Publicado un mes después de Diario de muerte, en julio de 1989, La República Independiente de Miranda recoge ocho cuentos. Cinco de ellos son esquirlas sueltas fuera de programa. Los otros pertenecen al impulso de la novela El arte de la palabra, que precisamente está ambientada en aquella república ficticia. ¿Cuba? ¿Chile? ¿Qué país parodiaba Lihn?, se preguntó Jorge Edwards al leer el libro, reduciendo a dos las posibilidades. Es cierto que Miranda, tal como ambos países en esos años, lo dirige un gobernante que parece haber estado por siempre en el poder y las reglas de convivencia se han vuelto absurdas, pero quizás hay otra opción: que el poeta parodie también la idea de lo latinoamericano, donde cualquier exotismo, incluso los derechamente mágicos, sea posible. Lo que despista es que a Lihn no le interesa el campo, ningún Macondo se huele en sus libros, sino las ciudades y sus habitantes alienados.

Los cuentos sobre Miranda incluidos en el libro -"Los secos y los húmedos", "Panorama artístico en la República Independiente de Miranda" y "Lagarto islote"- operan como nuevos capítulos para describir la forma de vida en aquel país. Son informes, levantamientos técnicos sobre hechos inesperados. Inundaciones que desarticulan el orden social, transformaciones geográficas y, en el caso más sorprendente, su historia artística: un abatido crítico de arte intenta dilucidar por qué diablos sus pares han pasado por alto que antes que ningún lugar del mundo, fue en Miranda donde apareció el cubismo. No hay trucos, si surgió fue nada menos porque el paisaje del país es literalmente cubista. Los de Miranda son artistas realistas a fin de cuentas. Aquellos relatos son algo así como nuevas entradas a la enciclopedia de Tlön y la referencia borgeana es tan evidente que el mismo Lihn la mencionó hablando sobre El arte de la palabra.
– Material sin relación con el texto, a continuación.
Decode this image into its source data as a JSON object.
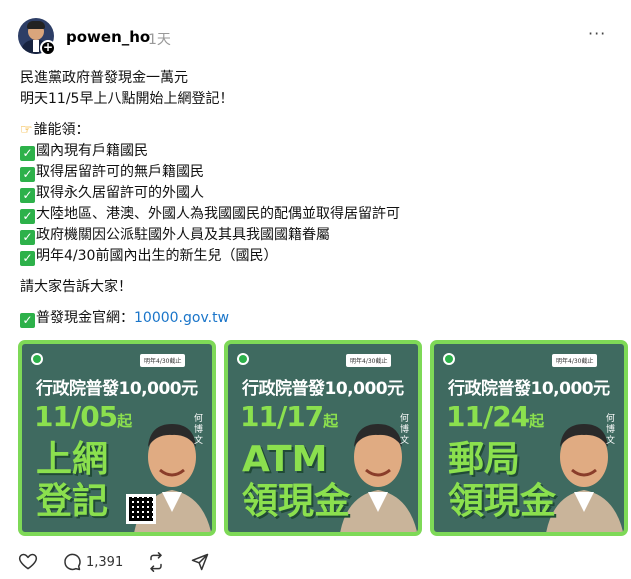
{
  "post": {
    "username": "powen_ho",
    "time": "1天",
    "more_label": "···",
    "lines": [
      "民進黨政府普發現金一萬元",
      "明天11/5早上八點開始上網登記！"
    ],
    "who_header": "誰能領：",
    "eligible": [
      "國內現有戶籍國民",
      "取得居留許可的無戶籍國民",
      "取得永久居留許可的外國人",
      "大陸地區、港澳、外國人為我國國民的配偶並取得居留許可",
      "政府機關因公派駐國外人員及其具我國國籍眷屬",
      "明年4/30前國內出生的新生兒（國民）"
    ],
    "share_line": "請大家告訴大家！",
    "site_label": "普發現金官網：",
    "site_link": "10000.gov.tw"
  },
  "cards": [
    {
      "deadline": "明年4/30截止",
      "headline": "行政院普發10,000元",
      "date": "11/05",
      "date_suffix": "起",
      "big_line1": "上網",
      "big_line2": "登記",
      "name": "何博文",
      "has_qr": true
    },
    {
      "deadline": "明年4/30截止",
      "headline": "行政院普發10,000元",
      "date": "11/17",
      "date_suffix": "起",
      "big_line1": "ATM",
      "big_line2": "領現金",
      "name": "何博文",
      "has_qr": false
    },
    {
      "deadline": "明年4/30截止",
      "headline": "行政院普發10,000元",
      "date": "11/24",
      "date_suffix": "起",
      "big_line1": "郵局",
      "big_line2": "領現金",
      "name": "何博文",
      "has_qr": false
    }
  ],
  "actions": {
    "like_icon": "heart-icon",
    "reply_icon": "comment-icon",
    "reply_count": "1,391",
    "repost_icon": "repost-icon",
    "share_icon": "send-icon"
  },
  "colors": {
    "card_bg": "#3f6a60",
    "card_border": "#7ed957",
    "accent_green": "#8be04e",
    "check_green": "#2db14a",
    "link": "#1a75c9"
  }
}
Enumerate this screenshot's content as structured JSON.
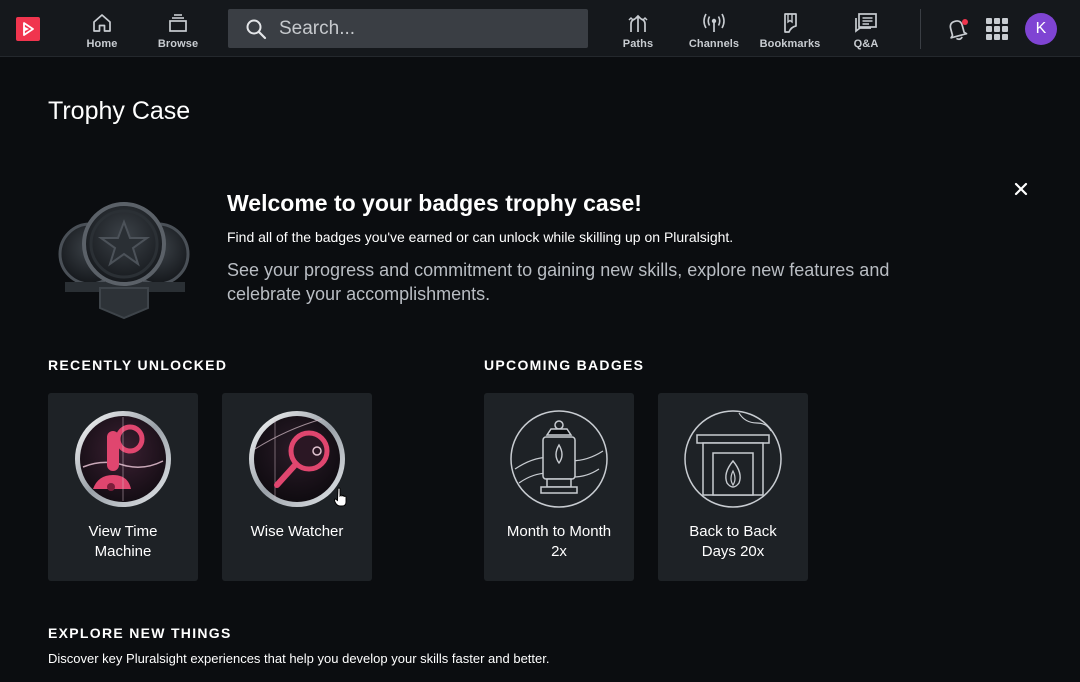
{
  "nav": {
    "items": [
      {
        "label": "Home",
        "icon": "home-icon"
      },
      {
        "label": "Browse",
        "icon": "browse-icon"
      },
      {
        "label": "Paths",
        "icon": "paths-icon"
      },
      {
        "label": "Channels",
        "icon": "channels-icon"
      },
      {
        "label": "Bookmarks",
        "icon": "bookmark-icon"
      },
      {
        "label": "Q&A",
        "icon": "qa-icon"
      }
    ],
    "search_placeholder": "Search...",
    "avatar_initial": "K",
    "has_notification": true
  },
  "page": {
    "title": "Trophy Case"
  },
  "welcome": {
    "title": "Welcome to your badges trophy case!",
    "subtitle": "Find all of the badges you've earned or can unlock while skilling up on Pluralsight.",
    "body": "See your progress and commitment to gaining new skills, explore new features and celebrate your accomplishments."
  },
  "recent": {
    "heading": "RECENTLY UNLOCKED",
    "badges": [
      {
        "name": "View Time Machine",
        "icon": "time-machine-icon"
      },
      {
        "name": "Wise Watcher",
        "icon": "magnifier-icon"
      }
    ]
  },
  "upcoming": {
    "heading": "UPCOMING BADGES",
    "badges": [
      {
        "name": "Month to Month 2x",
        "icon": "lantern-icon"
      },
      {
        "name": "Back to Back Days 20x",
        "icon": "fireplace-icon"
      }
    ]
  },
  "explore": {
    "heading": "EXPLORE NEW THINGS",
    "subtitle": "Discover key Pluralsight experiences that help you develop your skills faster and better."
  },
  "colors": {
    "brand": "#f0354e",
    "avatar": "#7f44d3",
    "card": "#1e2226",
    "background": "#0b0d10"
  }
}
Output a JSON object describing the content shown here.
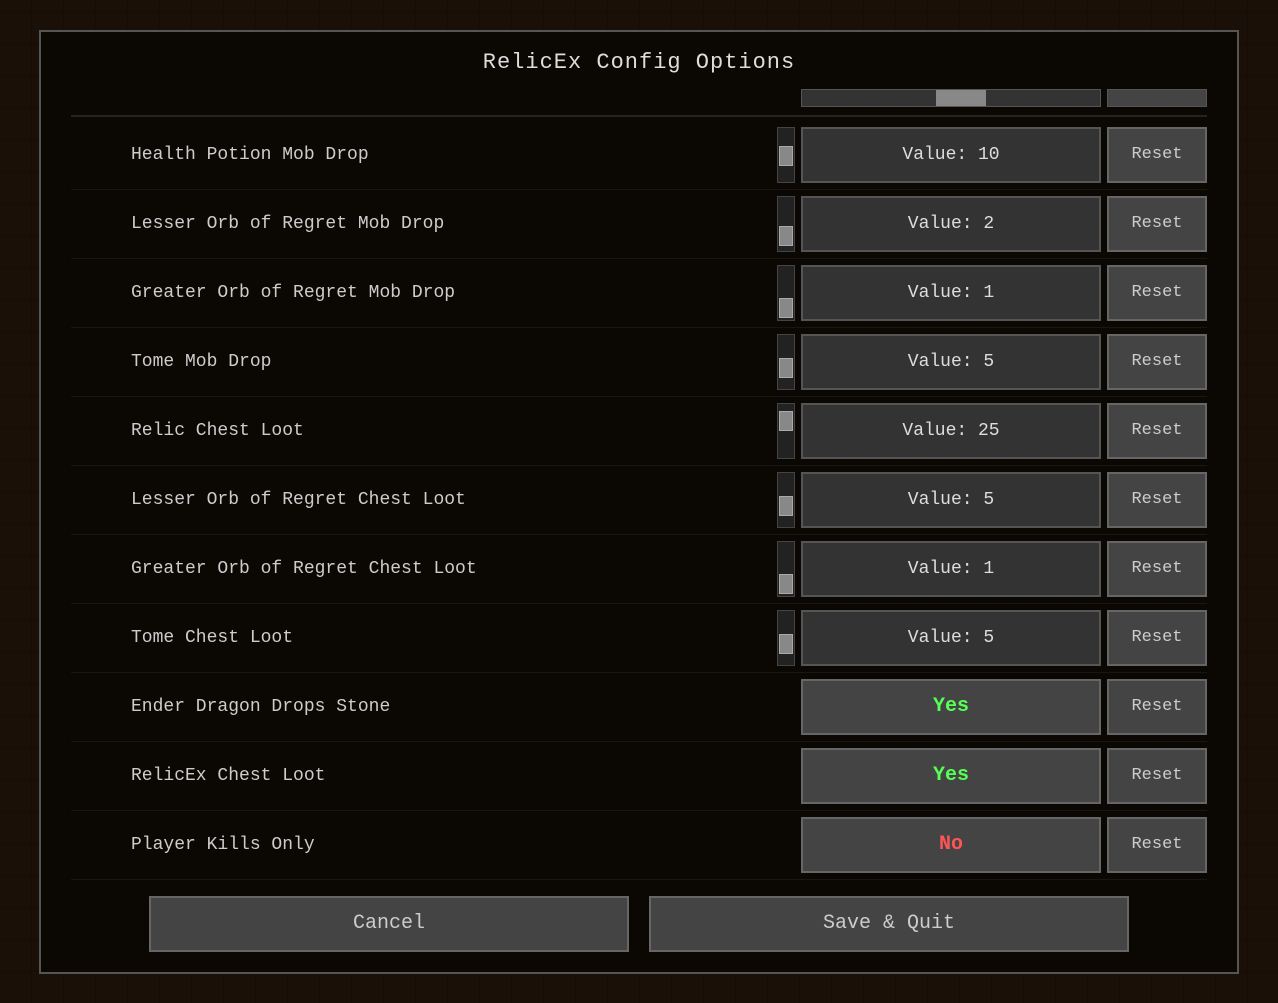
{
  "title": "RelicEx Config Options",
  "rows": [
    {
      "id": "health-potion-mob-drop",
      "label": "Health Potion Mob Drop",
      "type": "slider",
      "value": "Value: 10",
      "sliderPos": 0.5
    },
    {
      "id": "lesser-orb-mob-drop",
      "label": "Lesser Orb of Regret Mob Drop",
      "type": "slider",
      "value": "Value: 2",
      "sliderPos": 0.2
    },
    {
      "id": "greater-orb-mob-drop",
      "label": "Greater Orb of Regret Mob Drop",
      "type": "slider",
      "value": "Value: 1",
      "sliderPos": 0.1
    },
    {
      "id": "tome-mob-drop",
      "label": "Tome Mob Drop",
      "type": "slider",
      "value": "Value: 5",
      "sliderPos": 0.35
    },
    {
      "id": "relic-chest-loot",
      "label": "Relic Chest Loot",
      "type": "slider",
      "value": "Value: 25",
      "sliderPos": 0.8
    },
    {
      "id": "lesser-orb-chest-loot",
      "label": "Lesser Orb of Regret Chest Loot",
      "type": "slider",
      "value": "Value: 5",
      "sliderPos": 0.35
    },
    {
      "id": "greater-orb-chest-loot",
      "label": "Greater Orb of Regret Chest Loot",
      "type": "slider",
      "value": "Value: 1",
      "sliderPos": 0.1
    },
    {
      "id": "tome-chest-loot",
      "label": "Tome Chest Loot",
      "type": "slider",
      "value": "Value: 5",
      "sliderPos": 0.35
    },
    {
      "id": "ender-dragon-drops-stone",
      "label": "Ender Dragon Drops Stone",
      "type": "toggle",
      "value": "Yes",
      "toggleState": "yes"
    },
    {
      "id": "relicex-chest-loot",
      "label": "RelicEx Chest Loot",
      "type": "toggle",
      "value": "Yes",
      "toggleState": "yes"
    },
    {
      "id": "player-kills-only",
      "label": "Player Kills Only",
      "type": "toggle",
      "value": "No",
      "toggleState": "no"
    }
  ],
  "buttons": {
    "cancel": "Cancel",
    "save_quit": "Save & Quit",
    "reset": "Reset"
  }
}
A veces, Lihn suspende toda la artillería retórica y sencillamente cuenta una historia. Y brilla. Sucede al menos dos veces. En dos cuentos sueltos, sin contexto al que ligarlos, "Tigre de Pascua" y "Para Eva". Lo inesperado del Lihn narrador son este tipo de cuentos: los convencionales. Son los menos de todos los que publicó. Quizás otros de este tenor terminaron quemados o en la basura, junto a los "manuscritos condenados". Lo que sabemos, lo que podemos leer, es que en la mayoría de sus relatos Lihn prefirió experimentar nuevos caminos, cruzar las fronteras del género y convertirlos en la materia de sus preocupaciones formales. Aunque cualquier hipótesis es exagerar: al lado de sus más de 20 libros de poemas, sus tres novelas publicadas y sus innumerables intervenciones críticas, estos cuentos son apuntes al margen. Ejercicios de estilo. Restos de una obra mayor. Ni siquiera su revés, quizás su eco deformado.

Quizás sean algo más. Quizás estos cuentos son el plan de una ruta abandonada. Los primeros puntos de un esquema desahuciado, en el que "Huacho y Pochocha" era la Piedra Rosseta: escribir cómo se escribe un cuento mientras se cuenta un cuento es describir un idioma en que realidad y ficción conviven en un mismo plano, lo relatado puede ser, a la vez, un repertorio emocional y una postura estética, y un relato no es solo un conjunto de hechos en movimiento encaminados hacia una resolución, sino también el retrato de cómo un momento se convierte en un momento en el mundo (y a veces, en un mundo inventado). Pero aunque Lihn haya desistido de ese hipotético camino, dejó estos cuentos mordaces y sorprendentes, capaces incluso de carcomer el candor realista que domina el panorama general del cuento chileno. Que hayan sido tan poco leídos hace de esta nueva recopilación una invitación a levantar el secreto.